I read a lot. A lot a lot.  Ask P.  And I try to read widely – in culture, in gender, in time period.

Yet, there are still these books – some sitting on my shelves right here in the farmhouse – that I just haven’t gotten to.  You know the ones? The books you know you’ll love if you just start them. Or the ones you started at, maybe, the wrong time and couldn’t quite get into.  Well, here’s my list of ten books that I really do want to read . . . some day.

The farmhouse staircase.

The farmhouse staircase.

1. The Brothers Karamazov by Fyodor Dostoevsky – I love a good Russian novel, and Crime and Punishment is one of my favorites. But I just haven’t been able to start this one even . . . maybe it’s the sheer size of it.

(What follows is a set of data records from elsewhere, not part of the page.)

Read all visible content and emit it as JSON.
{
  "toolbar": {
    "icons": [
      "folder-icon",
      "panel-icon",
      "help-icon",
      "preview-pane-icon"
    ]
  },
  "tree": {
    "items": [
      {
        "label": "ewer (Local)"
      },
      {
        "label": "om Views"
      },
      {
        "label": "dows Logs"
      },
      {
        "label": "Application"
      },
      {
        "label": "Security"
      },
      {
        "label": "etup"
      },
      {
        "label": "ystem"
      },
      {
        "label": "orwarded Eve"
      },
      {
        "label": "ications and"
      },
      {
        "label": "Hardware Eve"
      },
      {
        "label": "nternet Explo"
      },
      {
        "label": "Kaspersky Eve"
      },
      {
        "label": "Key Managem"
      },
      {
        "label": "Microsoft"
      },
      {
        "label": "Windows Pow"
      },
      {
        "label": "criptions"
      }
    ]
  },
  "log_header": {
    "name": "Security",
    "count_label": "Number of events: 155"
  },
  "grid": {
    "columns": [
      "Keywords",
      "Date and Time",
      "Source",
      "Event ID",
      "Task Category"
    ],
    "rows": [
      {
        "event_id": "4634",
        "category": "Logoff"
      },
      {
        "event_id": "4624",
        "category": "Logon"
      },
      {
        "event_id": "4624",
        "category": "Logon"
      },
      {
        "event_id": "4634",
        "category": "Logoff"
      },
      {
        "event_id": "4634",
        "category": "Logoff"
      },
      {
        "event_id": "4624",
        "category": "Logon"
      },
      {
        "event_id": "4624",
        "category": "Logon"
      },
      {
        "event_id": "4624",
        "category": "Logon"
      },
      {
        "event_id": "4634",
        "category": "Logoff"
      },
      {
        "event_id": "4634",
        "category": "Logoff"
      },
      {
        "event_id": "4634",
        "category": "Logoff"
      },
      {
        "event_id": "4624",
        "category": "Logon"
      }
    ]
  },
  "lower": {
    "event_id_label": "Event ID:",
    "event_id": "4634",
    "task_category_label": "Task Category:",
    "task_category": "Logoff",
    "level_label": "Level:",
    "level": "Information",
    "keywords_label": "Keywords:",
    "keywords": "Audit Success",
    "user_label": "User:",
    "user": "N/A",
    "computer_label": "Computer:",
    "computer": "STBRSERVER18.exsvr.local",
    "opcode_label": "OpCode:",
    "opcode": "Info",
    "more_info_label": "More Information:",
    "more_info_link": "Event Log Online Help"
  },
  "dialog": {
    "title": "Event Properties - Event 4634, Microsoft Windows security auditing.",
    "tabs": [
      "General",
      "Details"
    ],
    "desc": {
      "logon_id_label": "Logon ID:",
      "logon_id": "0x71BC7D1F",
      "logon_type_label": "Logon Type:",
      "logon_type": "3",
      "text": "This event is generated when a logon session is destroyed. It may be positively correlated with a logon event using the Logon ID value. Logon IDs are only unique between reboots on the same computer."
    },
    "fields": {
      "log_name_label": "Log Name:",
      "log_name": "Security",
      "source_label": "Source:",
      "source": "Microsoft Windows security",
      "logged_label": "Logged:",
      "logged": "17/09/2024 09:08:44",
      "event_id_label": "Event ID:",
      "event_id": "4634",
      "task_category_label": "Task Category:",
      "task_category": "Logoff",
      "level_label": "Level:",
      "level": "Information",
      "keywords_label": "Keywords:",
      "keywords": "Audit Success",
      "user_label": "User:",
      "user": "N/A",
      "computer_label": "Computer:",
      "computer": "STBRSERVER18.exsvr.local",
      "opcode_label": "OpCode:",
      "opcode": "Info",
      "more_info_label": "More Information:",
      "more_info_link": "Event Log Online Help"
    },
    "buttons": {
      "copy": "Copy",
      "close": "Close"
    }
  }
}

2. The Brothers K by David James Duncan – Then, there’s this one, spurred by Dostoevsky’s work and highly recommended by some of my dearest friends. But of course, I can’t read this until I read the original, right?

3. A Mercy by Toni Morrison – I LOVE Toni Morrison’s work, and I even started this one. But I started it as an audiobook, and truthfully, Morrison’s language is too complex, and her story too subtle and interior to let me drive and actually absorb it. Now, the hardcover sits on my shelf, waiting.

4. Wicked: Life and Times of the Wicked Witch of the West by Gregory Maguire – I so enjoy books that play with other stories, that spin them and twist them and deepen them. So you’d think I’d have gotten into this one by now. But no.

5. Love in the Time of Cholera by Gabriel Garcia Marquez – You would think that since I have One Hundred Years of Solitude painted on my farmhouse stairs, I would read this book. But nope, it’s up there in my bedroom on the top shelf of the book case. It taunts me.

6. A Confederacy of Dunces by John Kennedy Toole – It won the Putlizer, for Pete’s sake. Yet, still, unread.

7. The Satanic Verses by Salman Rushdie – Loved Midnight’s Children. Find the story around this book amazing. Read (and adored) The Last Temptation of Christ just because it riled people up to do so. But this one, still not read.

8. A Heartbreaking Work Of Staggering Genius by Dave Eggers – I started this one, and I put it down quite purposefully because, well, I found it pretentious. But it’s so often cited as, well, genius that I really do want to try it again.

9. Never Let Me Go by Kazuo Ishiguro – I kept this one on my shelf for a long time – the cover is so beautiful, and I think I would love it. Sigh.

10. The Cider House Rules by John Irving – Adore Irving. Owen Meany is one of my favorite literary characters. Find this plotline fascinating. Have refused, still, to see the movie until I read the book. Some day.

So what about you? Any of these on your “some day” list?  What titles do you keep meaning to read?